Gabriel bristled at that. “Good fortune and no small amount of skill, I would like to think.”
“That is true; you are a superlative hand with both pistol and sword,” Exley agreed mildly—since he was the one who’d honed and polished Gabriel’s skills in both areas. Gabriel tried not to preen at this rare praise from a man all of England considered one of the most proficient at both. “However, all good things come to an end. Sometimes a less skilled opponent can surprise you. Sometimes”—his features hardened—“the outcome depends upon nothing but chance. After all, a clock that stands still is sure to point right once in twelve hours.”
Gideon frowned. “I beg your pardon, sir. A clock that—”
Exley rested his fingertips against each other and stared at Gabriel over the steeple of his fingers. “I’m going to do something I rarely do: repeat myself. I advise you to heed me well.” His tone was neutral, but Gabriel could see by his calm, implacable stare this would not be over until Exley finished saying what he had to say. Well, he owed the marquess the courtesy of listening.
“I am listening, my lord.”
“You will eventually either run out of luck or your skill will fail you or your opponent will have more skill, or your opponent will be so . . . clumsy you might inadvertently cause more damage than you intend or even, God forbid, kill somebody.”
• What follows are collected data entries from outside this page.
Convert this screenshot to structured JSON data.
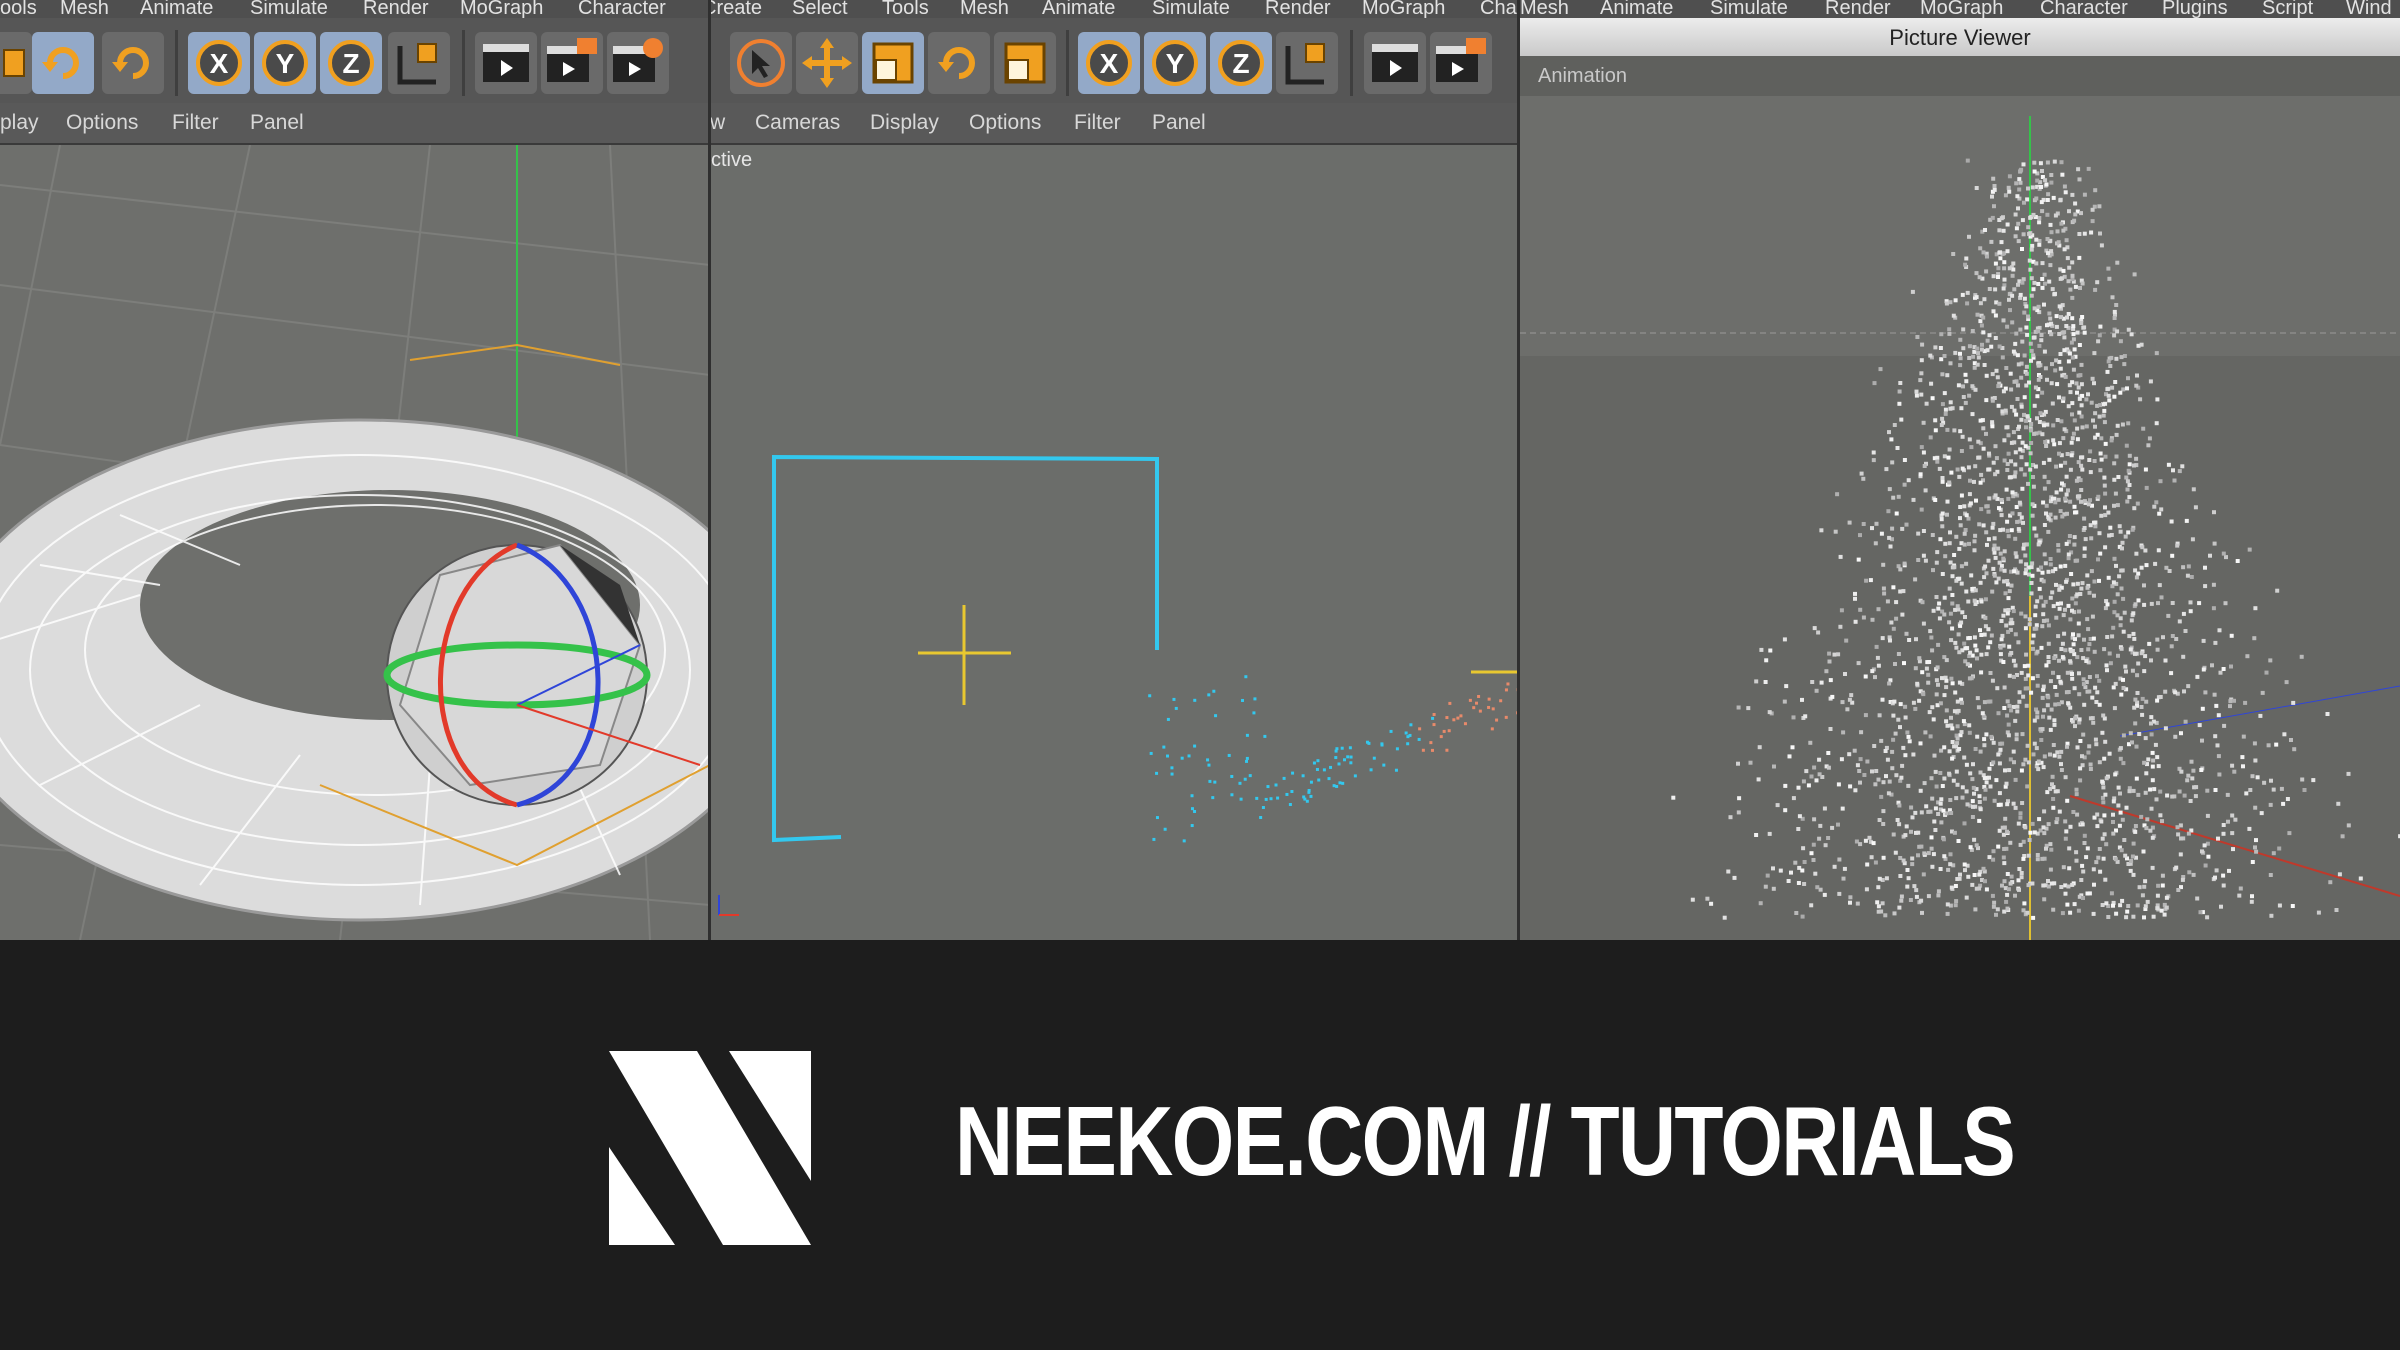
{
  "left_menu": [
    "ools",
    "Mesh",
    "Animate",
    "Simulate",
    "Render",
    "MoGraph",
    "Character"
  ],
  "mid_menu": [
    "Create",
    "Select",
    "Tools",
    "Mesh",
    "Animate",
    "Simulate",
    "Render",
    "MoGraph",
    "Cha"
  ],
  "right_menu": [
    "Mesh",
    "Animate",
    "Simulate",
    "Render",
    "MoGraph",
    "Character",
    "Plugins",
    "Script",
    "Wind"
  ],
  "left_viewport_menu": [
    "play",
    "Options",
    "Filter",
    "Panel"
  ],
  "mid_viewport_menu": [
    "w",
    "Cameras",
    "Display",
    "Options",
    "Filter",
    "Panel"
  ],
  "mid_viewport_label": "ctive",
  "picture_viewer": {
    "title": "Picture Viewer",
    "tab": "Animation"
  },
  "toolbar_icons": [
    "move-tool-icon",
    "scale-tool-icon",
    "rotate-tool-icon",
    "x-axis-lock-icon",
    "y-axis-lock-icon",
    "z-axis-lock-icon",
    "coordinate-system-icon",
    "render-view-icon",
    "render-picture-viewer-icon",
    "render-settings-icon",
    "select-tool-icon"
  ],
  "brand": {
    "text": "NEEKOE.COM // TUTORIALS",
    "logo": "N"
  },
  "colors": {
    "brand_bg": "#1d1d1d",
    "viewport_bg": "#6b6d6a",
    "spline": "#33c8ee",
    "axis_x": "#e23a2a",
    "axis_y": "#35c24a",
    "axis_z": "#2f45d8",
    "icon_orange": "#f0a020"
  }
}
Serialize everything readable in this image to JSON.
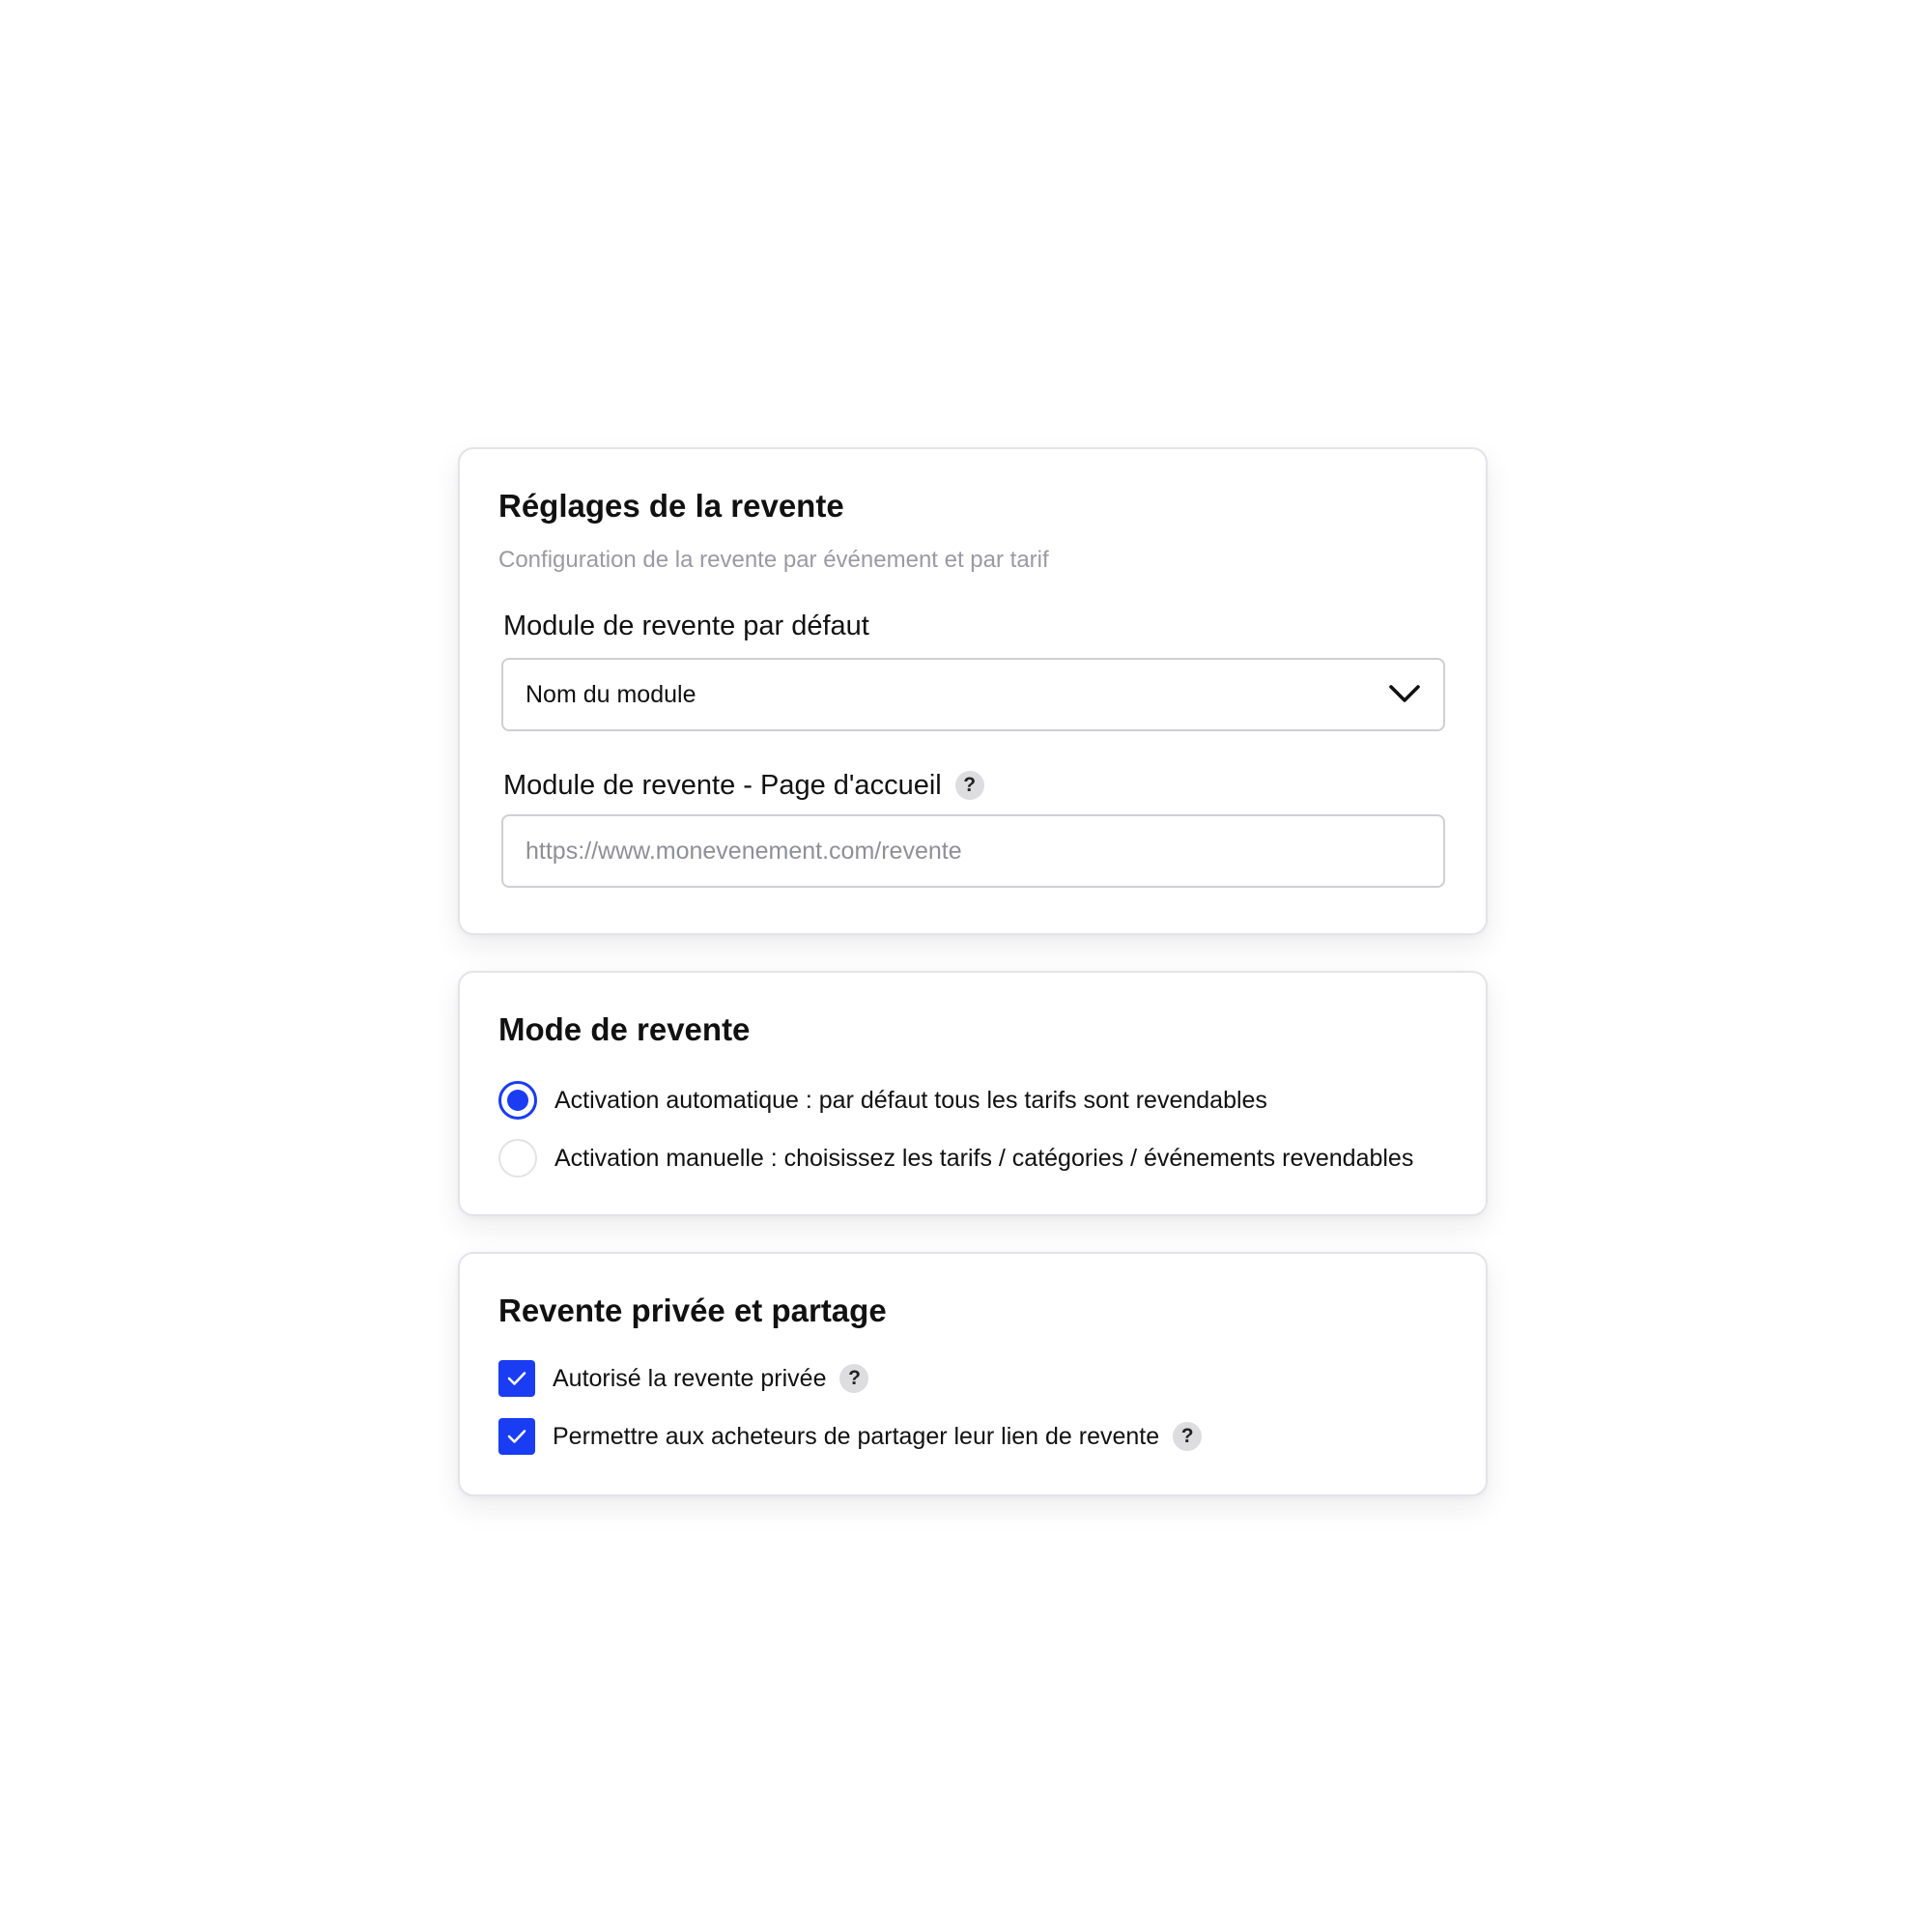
{
  "settings": {
    "title": "Réglages de la revente",
    "subtitle": "Configuration de la revente par événement et par tarif",
    "default_module": {
      "label": "Module de revente par défaut",
      "selected": "Nom du module"
    },
    "home_page": {
      "label": "Module de revente - Page d'accueil",
      "help": "?",
      "value": "",
      "placeholder": "https://www.monevenement.com/revente"
    }
  },
  "mode": {
    "title": "Mode de revente",
    "options": [
      {
        "label": "Activation automatique : par défaut tous les tarifs sont revendables",
        "selected": true
      },
      {
        "label": "Activation manuelle : choisissez les tarifs / catégories / événements revendables",
        "selected": false
      }
    ]
  },
  "private": {
    "title": "Revente privée et partage",
    "options": [
      {
        "label": "Autorisé la revente privée",
        "checked": true,
        "help": "?"
      },
      {
        "label": "Permettre aux acheteurs de partager leur lien de revente",
        "checked": true,
        "help": "?"
      }
    ]
  },
  "colors": {
    "accent": "#1a3cf2",
    "border": "#cfcfd4",
    "subtitle": "#9a9aa2"
  }
}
Gabriel agreed. Still . . . “That never happened with any of your duels, and you had four—three more than me.”
“That is correct.”
He had not needed the older man to spell out his meaning. While Gabriel might think that engaging in swordplay with Visel would be like whipping a puppy, he knew he shouldn’t make the mistake of viewing the duel with complacency: No outcome was ever certain. Especially not when your opponent was as irrational as Visel appeared to be. The man hated him—and had their situations been reversed, Gabriel knew Visel would have chosen pistols.